Knowing which social networks are driving the most traffic (and the highest quality traffic) to your site can offer a revealing look into which social networks are the most valuable to your business and deserve more attention. Use these reports in combination with other metrics, like a segment dividing up pageview quartiles, to really deliver deep insight into what counts as valuable traffic for your organization. Be warned, however, that Google Analytics has had a less than desirable track record when it comes to social reporting.

How to measure it:

Access the Network Referrals Report under the Social Reports

5. Plugins

What it is:

A report showing you social network actions by page, in conjunction with social plug-ins you’ve installed onto your site.

Why it’s important:

This report can show you what kinds of social actions visitors are most likely to take when sharing your content.
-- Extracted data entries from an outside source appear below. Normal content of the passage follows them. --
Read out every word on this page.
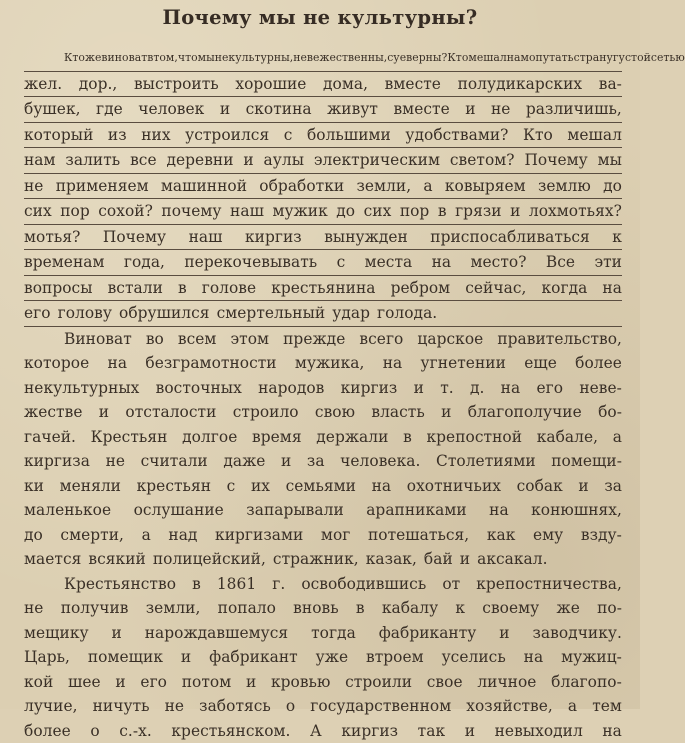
Почему мы не культурны?
Кто же виноват в том, что мы не культурны, невежественны, суеверны? Кто мешал нам опутать страну густой сетью
жел. дор., выстроить хорошие дома, вместе полудикарских ва-
бушек, где человек и скотина живут вместе и не различишь,
который из них устроился с большими удобствами? Кто мешал
нам залить все деревни и аулы электрическим светом? Почему мы
не применяем машинной обработки земли, а ковыряем землю до
сих пор сохой? почему наш мужик до сих пор в грязи и лохмотьях?
мотья? Почему наш киргиз вынужден приспосабливаться к
временам года, перекочевывать с места на место? Все эти
вопросы встали в голове крестьянина ребром сейчас, когда на
его голову обрушился смертельный удар голода.
Виноват во всем этом прежде всего царское правительство,
которое на безграмотности мужика, на угнетении еще более
некультурных восточных народов киргиз и т. д. на его неве-
жестве и отсталости строило свою власть и благополучие бо-
гачей. Крестьян долгое время держали в крепостной кабале, а
киргиза не считали даже и за человека. Столетиями помещи-
ки меняли крестьян с их семьями на охотничьих собак и за
маленькое ослушание запарывали арапниками на конюшнях,
до смерти, а над киргизами мог потешаться, как ему взду-
мается всякий полицейский, стражник, казак, бай и аксакал.
Крестьянство в 1861 г. освободившись от крепостничества,
не получив земли, попало вновь в кабалу к своему же по-
мещику и нарождавшемуся тогда фабриканту и заводчику.
Царь, помещик и фабрикант уже втроем уселись на мужиц-
кой шее и его потом и кровью строили свое личное благопо-
лучие, ничуть не заботясь о государственном хозяйстве, а тем
более о с.-х. крестьянском. А киргиз так и невыходил на
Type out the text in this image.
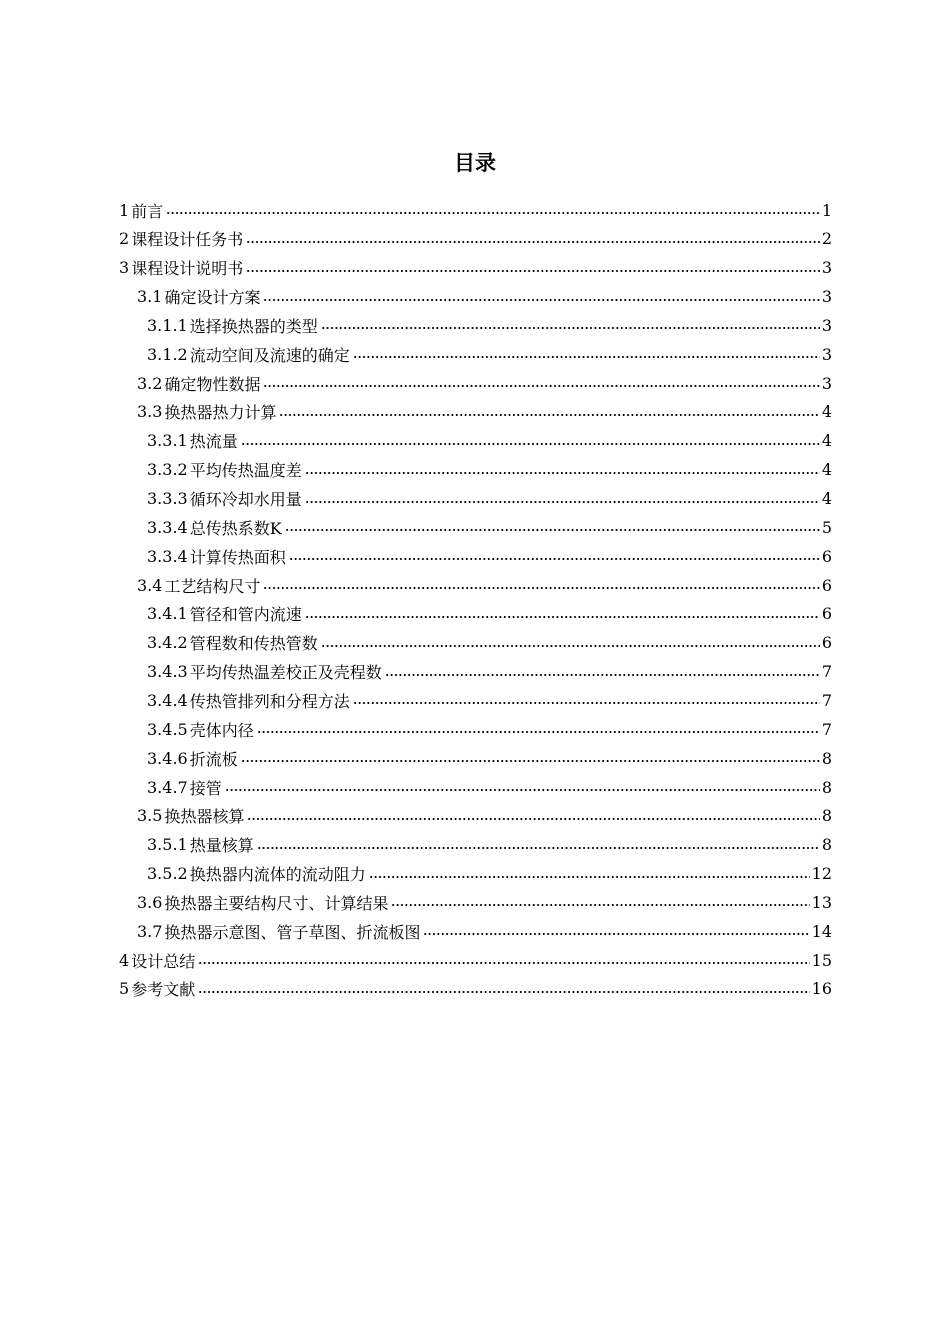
目录
1 前言	1
2 课程设计任务书	2
3 课程设计说明书	3
3.1 确定设计方案	3
3.1.1 选择换热器的类型	3
3.1.2 流动空间及流速的确定	3
3.2 确定物性数据	3
3.3 换热器热力计算	4
3.3.1 热流量	4
3.3.2 平均传热温度差	4
3.3.3 循环冷却水用量	4
3.3.4 总传热系数K	5
3.3.4 计算传热面积	6
3.4 工艺结构尺寸	6
3.4.1 管径和管内流速	6
3.4.2 管程数和传热管数	6
3.4.3 平均传热温差校正及壳程数	7
3.4.4 传热管排列和分程方法	7
3.4.5 壳体内径	7
3.4.6 折流板	8
3.4.7 接管	8
3.5 换热器核算	8
3.5.1 热量核算	8
3.5.2 换热器内流体的流动阻力	12
3.6 换热器主要结构尺寸、计算结果	13
3.7 换热器示意图、管子草图、折流板图	14
4 设计总结	15
5 参考文献	16
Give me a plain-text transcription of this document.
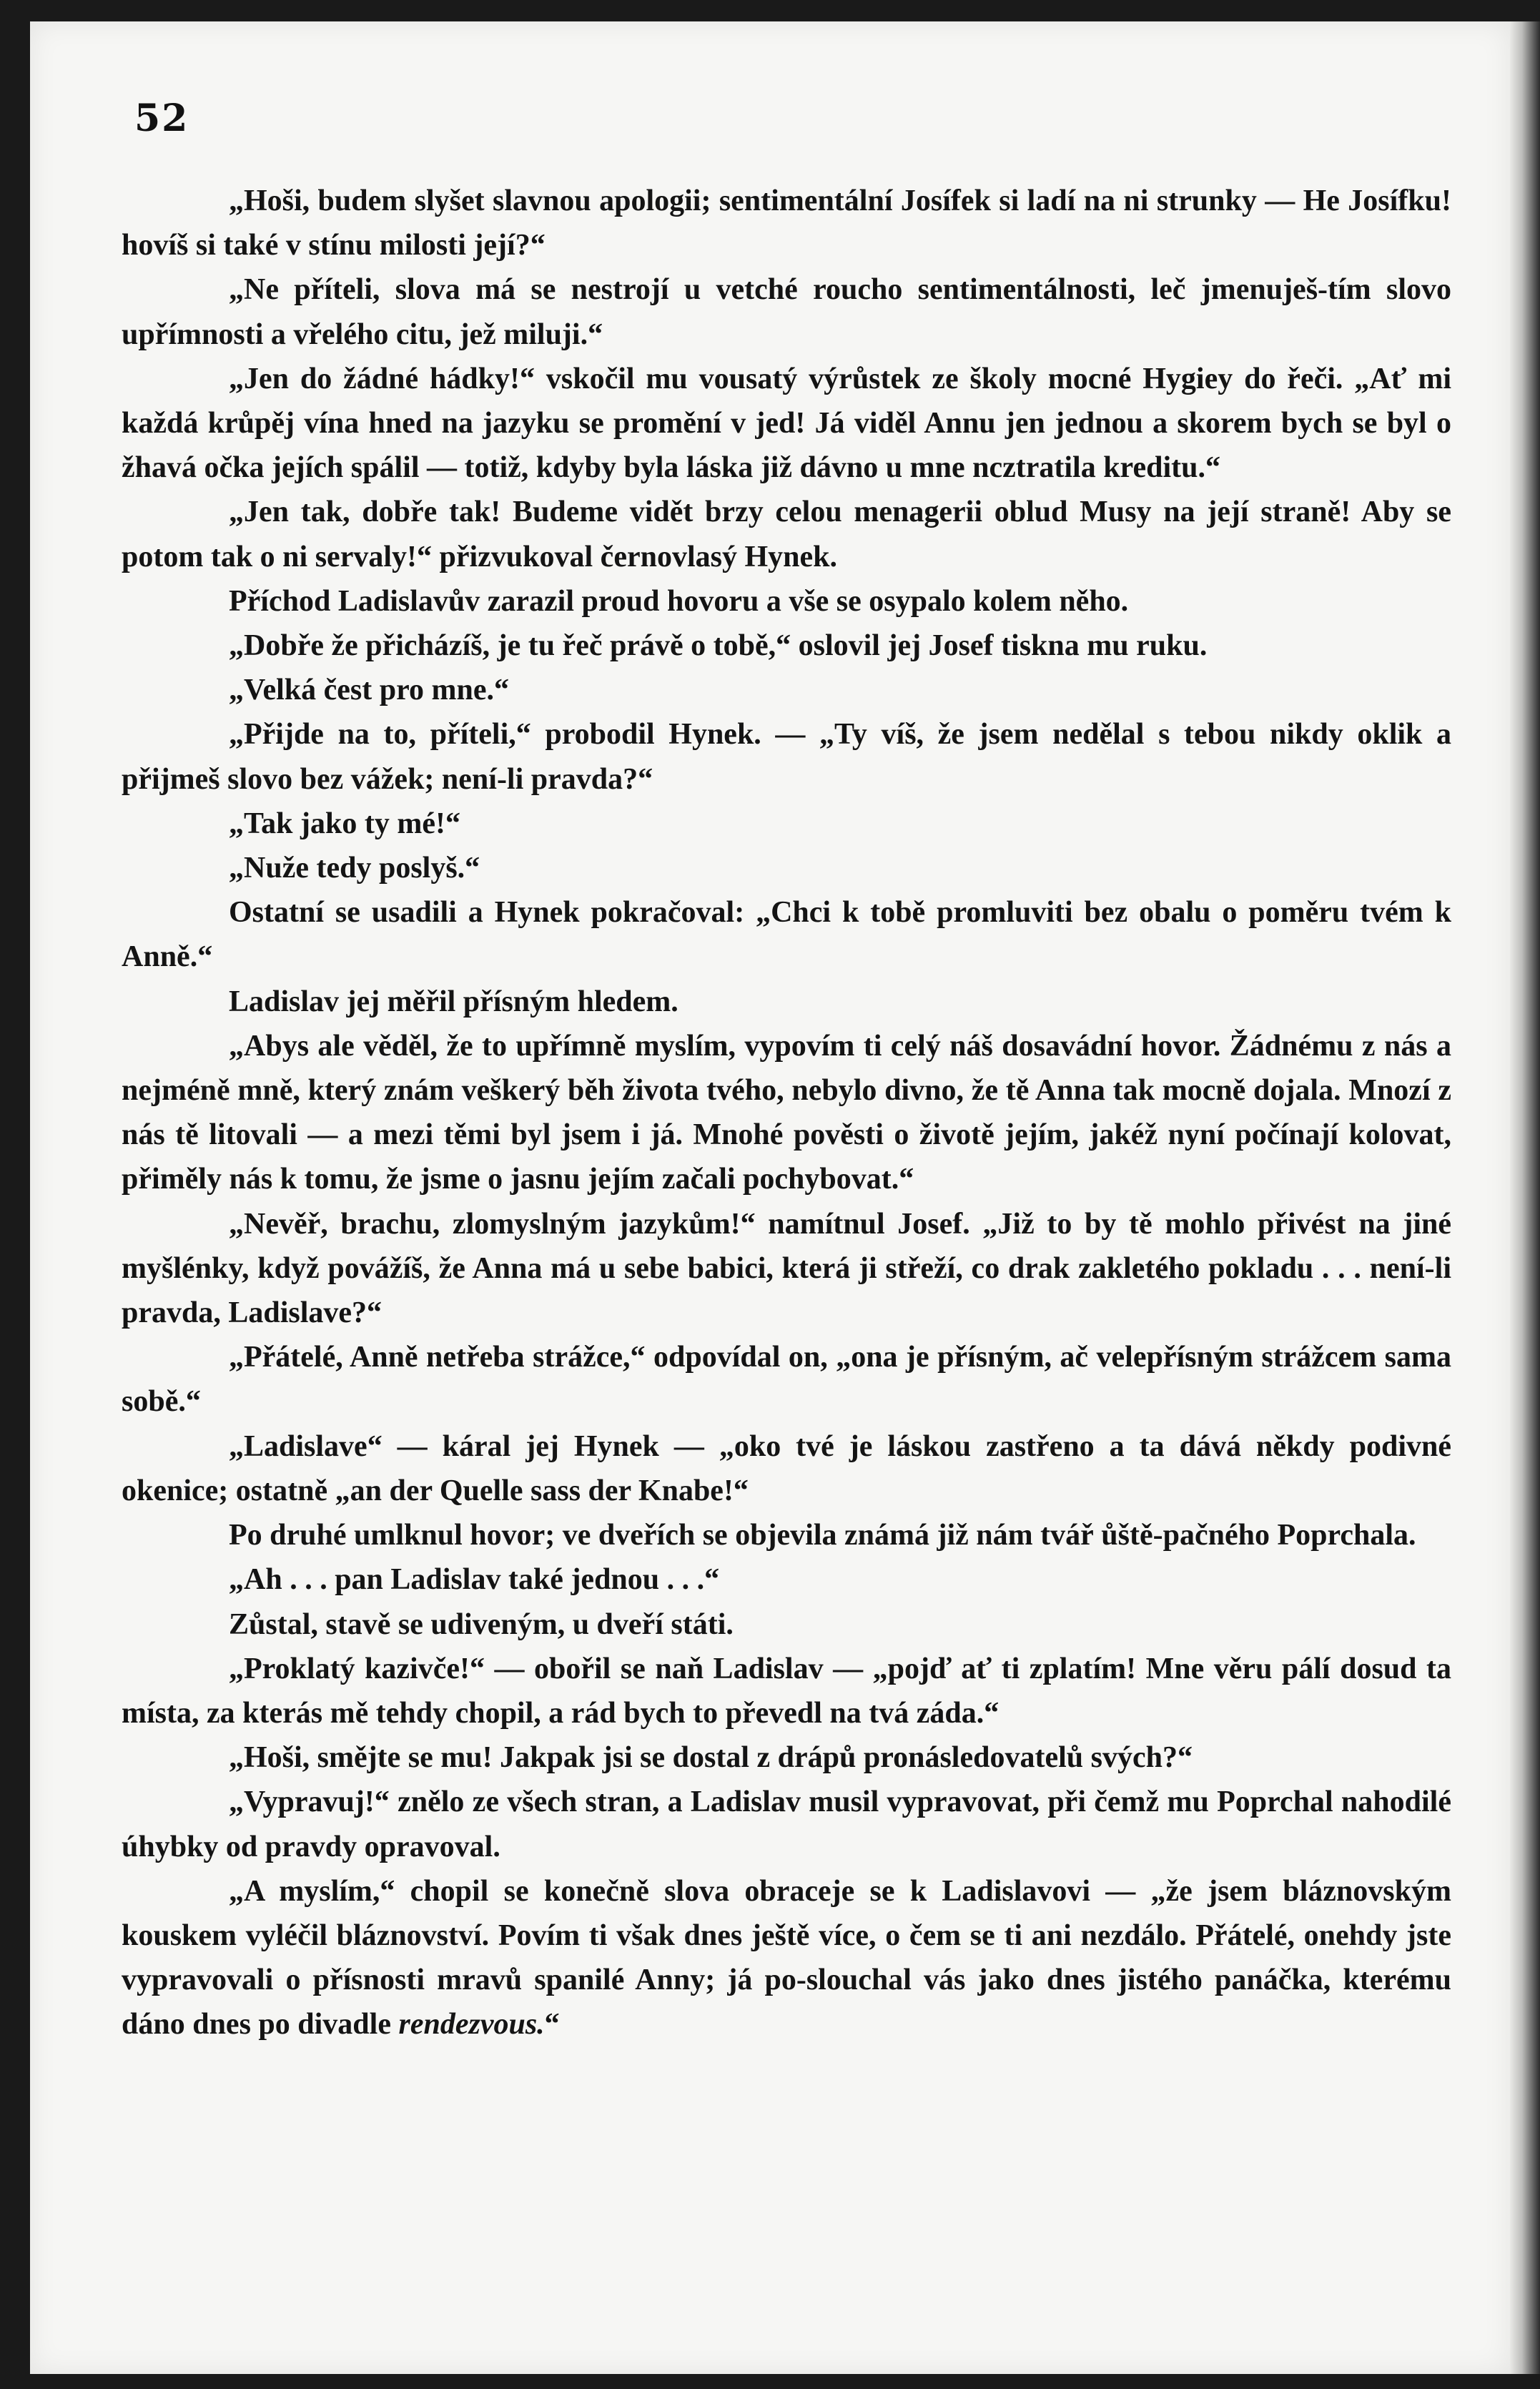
52

„Hoši, budem slyšet slavnou apologii; sentimentální Josífek si ladí na ni strunky — He Josífku! hovíš si také v stínu milosti její?“

„Ne příteli, slova má se nestrojí u vetché roucho sentimentálnosti, leč jmenuješ-tím slovo upřímnosti a vřelého citu, jež miluji.“

„Jen do žádné hádky!“ vskočil mu vousatý výrůstek ze školy mocné Hygiey do řeči. „Ať mi každá krůpěj vína hned na jazyku se promění v jed! Já viděl Annu jen jednou a skorem bych se byl o žhavá očka jejích spálil — totiž, kdyby byla láska již dávno u mne ncztratila kreditu.“

„Jen tak, dobře tak! Budeme vidět brzy celou menagerii oblud Musy na její straně! Aby se potom tak o ni servaly!“ přizvukoval černovlasý Hynek.

Příchod Ladislavův zarazil proud hovoru a vše se osypalo kolem něho.

„Dobře že přicházíš, je tu řeč právě o tobě,“ oslovil jej Josef tiskna mu ruku.

„Velká čest pro mne.“

„Přijde na to, příteli,“ probodil Hynek. — „Ty víš, že jsem nedělal s tebou nikdy oklik a přijmeš slovo bez vážek; není-li pravda?“

„Tak jako ty mé!“

„Nuže tedy poslyš.“

Ostatní se usadili a Hynek pokračoval: „Chci k tobě promluviti bez obalu o poměru tvém k Anně.“

Ladislav jej měřil přísným hledem.

„Abys ale věděl, že to upřímně myslím, vypovím ti celý náš dosavádní hovor. Žádnému z nás a nejméně mně, který znám veškerý běh života tvého, nebylo divno, že tě Anna tak mocně dojala. Mnozí z nás tě litovali — a mezi těmi byl jsem i já. Mnohé pověsti o životě jejím, jakéž nyní počínají kolovat, přiměly nás k tomu, že jsme o jasnu jejím začali pochybovat.“

„Nevěř, brachu, zlomyslným jazykům!“ namítnul Josef. „Již to by tě mohlo přivést na jiné myšlénky, když povážíš, že Anna má u sebe babici, která ji střeží, co drak zakletého pokladu . . . není-li pravda, Ladislave?“

„Přátelé, Anně netřeba strážce,“ odpovídal on, „ona je přísným, ač velepřísným strážcem sama sobě.“

„Ladislave“ — káral jej Hynek — „oko tvé je láskou zastřeno a ta dává někdy podivné okenice; ostatně „an der Quelle sass der Knabe!“

Po druhé umlknul hovor; ve dveřích se objevila známá již nám tvář ůště-pačného Poprchala.

„Ah . . . pan Ladislav také jednou . . .“

Zůstal, stavě se udiveným, u dveří státi.

„Proklatý kazivče!“ — obořil se naň Ladislav — „pojď ať ti zplatím! Mne věru pálí dosud ta místa, za kterás mě tehdy chopil, a rád bych to převedl na tvá záda.“

„Hoši, smějte se mu! Jakpak jsi se dostal z drápů pronásledovatelů svých?“

„Vypravuj!“ znělo ze všech stran, a Ladislav musil vypravovat, při čemž mu Poprchal nahodilé úhybky od pravdy opravoval.

„A myslím,“ chopil se konečně slova obraceje se k Ladislavovi — „že jsem bláznovským kouskem vyléčil bláznovství. Povím ti však dnes ještě více, o čem se ti ani nezdálo. Přátelé, onehdy jste vypravovali o přísnosti mravů spanilé Anny; já po-slouchal vás jako dnes jistého panáčka, kterému dáno dnes po divadle rendezvous.“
It can also show you the difference between a non-socially referred visitor and a socially referred visitor, and the actions that they take on your site. This may surprise you – a socially referred visitor is not necessarily more likely to share your content on a social network. In fact, they might do just the opposite – whereas a social referral denotes that they already have seen the content be ‘shared’, a non-social referral implies they have discovered it through an alternate means, and would thus feel that they would be contributing something of value by sharing your page. This report can also give you insight into the way that changes to your page layout or design affect the likelihood of your content being reshared – after all, it only measures the impact of your plug-ins, not your total social presence.

How to measure it:

Have your developer or IT department install this feature into your Analytics, then access the Plugins report under the Social Reports.